OpenAI has cleared another hurdle in its path toward a possible US$1 trillion initial public offering (IPO) with a jury ruling against Elon Musk in his lawsuit against the artificial intelligence (AI) company he jointly founded in 2015.
In a unanimous verdict, a federal court jury in California found Musk filed his claims too late under the statute of limitations, ending a three-week trial that exposed bitter divisions between the billionaire entrepreneur and the company, which is best known for its ChatGPT AI chatbot.
The jury took less than two hours to find OpenAI was not liable to Musk, the world's richest person, for allegedly betraying its original mission to benefit humanity by instead becoming a for-profit business.
But Musk was not giving up, signalling he planned to appeal and repeating his claim that joint founders, Chief Executive Officer Sam Altman and President Greg Brockman, saw OpenAI as a means to achieve great wealth.
"Altman & Brockman did in fact enrich themselves by stealing a charity. The only question is WHEN they did it!" Musk wrote in a post on X. "Creating a precedent to loot charities is incredibly destructive to charitable giving in America."
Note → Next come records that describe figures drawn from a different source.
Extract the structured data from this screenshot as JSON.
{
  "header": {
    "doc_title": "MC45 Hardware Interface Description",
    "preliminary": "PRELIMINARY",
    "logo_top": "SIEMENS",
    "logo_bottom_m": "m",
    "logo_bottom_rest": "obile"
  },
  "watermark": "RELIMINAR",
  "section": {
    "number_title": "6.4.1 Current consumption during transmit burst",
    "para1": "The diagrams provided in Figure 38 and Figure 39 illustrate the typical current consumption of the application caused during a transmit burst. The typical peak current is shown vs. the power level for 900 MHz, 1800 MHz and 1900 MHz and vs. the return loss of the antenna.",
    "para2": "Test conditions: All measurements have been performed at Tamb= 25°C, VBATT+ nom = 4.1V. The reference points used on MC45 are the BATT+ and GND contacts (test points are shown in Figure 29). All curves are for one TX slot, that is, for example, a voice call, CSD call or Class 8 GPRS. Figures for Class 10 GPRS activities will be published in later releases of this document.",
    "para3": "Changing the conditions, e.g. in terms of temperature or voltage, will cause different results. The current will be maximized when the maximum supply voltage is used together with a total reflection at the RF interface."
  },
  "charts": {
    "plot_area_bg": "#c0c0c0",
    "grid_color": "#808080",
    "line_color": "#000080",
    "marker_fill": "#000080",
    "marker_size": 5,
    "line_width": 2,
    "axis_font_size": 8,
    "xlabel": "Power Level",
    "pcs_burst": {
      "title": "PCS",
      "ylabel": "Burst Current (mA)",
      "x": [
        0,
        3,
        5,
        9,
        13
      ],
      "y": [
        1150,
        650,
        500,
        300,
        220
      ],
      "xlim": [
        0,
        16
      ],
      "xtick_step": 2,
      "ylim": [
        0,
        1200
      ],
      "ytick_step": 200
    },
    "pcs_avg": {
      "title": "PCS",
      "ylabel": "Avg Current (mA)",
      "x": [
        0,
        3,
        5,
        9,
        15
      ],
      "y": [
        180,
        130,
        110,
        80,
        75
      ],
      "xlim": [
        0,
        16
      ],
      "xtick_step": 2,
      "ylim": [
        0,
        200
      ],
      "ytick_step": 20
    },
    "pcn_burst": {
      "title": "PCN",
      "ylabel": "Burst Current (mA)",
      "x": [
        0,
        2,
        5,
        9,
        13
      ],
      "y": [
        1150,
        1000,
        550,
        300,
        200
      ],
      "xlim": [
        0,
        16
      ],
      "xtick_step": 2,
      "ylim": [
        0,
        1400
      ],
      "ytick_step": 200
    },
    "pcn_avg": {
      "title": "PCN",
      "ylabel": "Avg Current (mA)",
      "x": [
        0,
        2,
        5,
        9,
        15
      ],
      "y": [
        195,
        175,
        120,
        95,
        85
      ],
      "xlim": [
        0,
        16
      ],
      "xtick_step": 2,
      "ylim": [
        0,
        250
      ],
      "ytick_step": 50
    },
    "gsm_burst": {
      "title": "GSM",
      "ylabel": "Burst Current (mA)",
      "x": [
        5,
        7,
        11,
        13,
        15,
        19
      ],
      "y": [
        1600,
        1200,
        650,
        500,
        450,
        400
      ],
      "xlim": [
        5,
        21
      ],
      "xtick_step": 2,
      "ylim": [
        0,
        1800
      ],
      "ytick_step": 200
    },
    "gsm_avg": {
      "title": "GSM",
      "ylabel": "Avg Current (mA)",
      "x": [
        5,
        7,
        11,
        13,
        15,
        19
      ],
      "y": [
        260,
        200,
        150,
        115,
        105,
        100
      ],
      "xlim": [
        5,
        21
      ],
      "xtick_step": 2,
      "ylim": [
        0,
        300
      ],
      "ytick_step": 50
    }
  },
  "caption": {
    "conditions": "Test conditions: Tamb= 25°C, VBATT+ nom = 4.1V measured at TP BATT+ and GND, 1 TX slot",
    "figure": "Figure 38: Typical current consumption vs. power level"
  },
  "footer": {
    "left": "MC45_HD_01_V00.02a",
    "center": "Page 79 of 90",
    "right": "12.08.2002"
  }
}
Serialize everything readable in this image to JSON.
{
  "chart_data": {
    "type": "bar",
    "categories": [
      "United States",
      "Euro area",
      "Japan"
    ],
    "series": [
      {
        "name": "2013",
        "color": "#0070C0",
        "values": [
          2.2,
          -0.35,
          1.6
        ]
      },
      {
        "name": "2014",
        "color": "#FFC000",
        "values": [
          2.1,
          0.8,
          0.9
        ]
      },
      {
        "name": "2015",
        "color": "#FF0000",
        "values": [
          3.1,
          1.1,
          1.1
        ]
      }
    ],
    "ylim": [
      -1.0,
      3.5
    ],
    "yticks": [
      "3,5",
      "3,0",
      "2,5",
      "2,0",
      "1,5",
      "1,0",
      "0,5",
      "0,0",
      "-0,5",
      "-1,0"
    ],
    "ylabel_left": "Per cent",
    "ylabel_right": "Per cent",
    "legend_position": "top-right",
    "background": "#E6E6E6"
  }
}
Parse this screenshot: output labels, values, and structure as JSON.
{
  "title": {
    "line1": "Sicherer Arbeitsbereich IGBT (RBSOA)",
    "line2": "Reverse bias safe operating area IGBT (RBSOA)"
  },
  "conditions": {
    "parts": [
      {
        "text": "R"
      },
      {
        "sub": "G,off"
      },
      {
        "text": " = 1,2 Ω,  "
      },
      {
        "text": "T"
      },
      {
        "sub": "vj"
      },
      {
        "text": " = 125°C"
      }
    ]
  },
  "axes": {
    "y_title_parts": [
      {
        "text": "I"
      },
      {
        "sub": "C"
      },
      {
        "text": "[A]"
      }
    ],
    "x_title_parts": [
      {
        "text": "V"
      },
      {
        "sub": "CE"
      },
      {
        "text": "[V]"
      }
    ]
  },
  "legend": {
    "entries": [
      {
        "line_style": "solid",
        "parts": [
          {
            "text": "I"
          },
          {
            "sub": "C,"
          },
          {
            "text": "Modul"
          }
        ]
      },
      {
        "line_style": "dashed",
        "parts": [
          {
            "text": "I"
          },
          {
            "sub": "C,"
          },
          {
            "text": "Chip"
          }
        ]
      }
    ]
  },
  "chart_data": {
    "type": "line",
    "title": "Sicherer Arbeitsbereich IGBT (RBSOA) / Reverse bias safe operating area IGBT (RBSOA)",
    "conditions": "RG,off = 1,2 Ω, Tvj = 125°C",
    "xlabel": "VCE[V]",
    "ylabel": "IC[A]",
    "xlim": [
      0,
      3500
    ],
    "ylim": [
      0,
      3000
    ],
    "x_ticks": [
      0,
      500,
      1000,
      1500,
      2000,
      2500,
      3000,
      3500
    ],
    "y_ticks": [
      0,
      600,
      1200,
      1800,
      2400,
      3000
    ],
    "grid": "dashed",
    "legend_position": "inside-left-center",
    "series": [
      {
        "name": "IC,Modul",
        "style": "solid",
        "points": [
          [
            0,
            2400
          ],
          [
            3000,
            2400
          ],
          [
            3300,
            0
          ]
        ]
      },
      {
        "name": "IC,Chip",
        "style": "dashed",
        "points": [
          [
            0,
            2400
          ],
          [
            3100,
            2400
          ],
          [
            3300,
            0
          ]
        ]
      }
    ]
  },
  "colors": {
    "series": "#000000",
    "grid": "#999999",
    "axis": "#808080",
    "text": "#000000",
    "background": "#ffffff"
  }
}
The results simplify the path for OpenAI to proceed with a possible IPO that could value the business at US$1 trillion (A$1.4 billion), according to this Reuters article.
U.S. District Judge Yvonne Gonzalez Rogers, who oversaw the trial, said in court after the verdict that Musk may face an uphill battle in an appeal, because whether the statute of limitations ran out before he sued was a factual issue.
"There's a substantial amount of evidence to support the jury's finding, which is why I was prepared to dismiss on the spot," the judge said.
Musk claimed OpenAI, Altman and Brockman manipulated him into giving them $38 million before going behind his back by attaching a for-profit business to its original non-profit and accepting tens of billions of dollars from Microsoft and other investors.
Musk lawyer Marc Toberoff, said the verdict may encourage other start-up companies that began as non-profits to raise money, create for-profit entities to achieve scale, and enrich their officers and directors.
"It's a brand new formula for Silicon Valley," he told reporters.
OpenAI was founded by Altman, Brockman, Musk and others in 2015, but Musk left its board in 2018, and OpenAI set up a for-profit business the next year.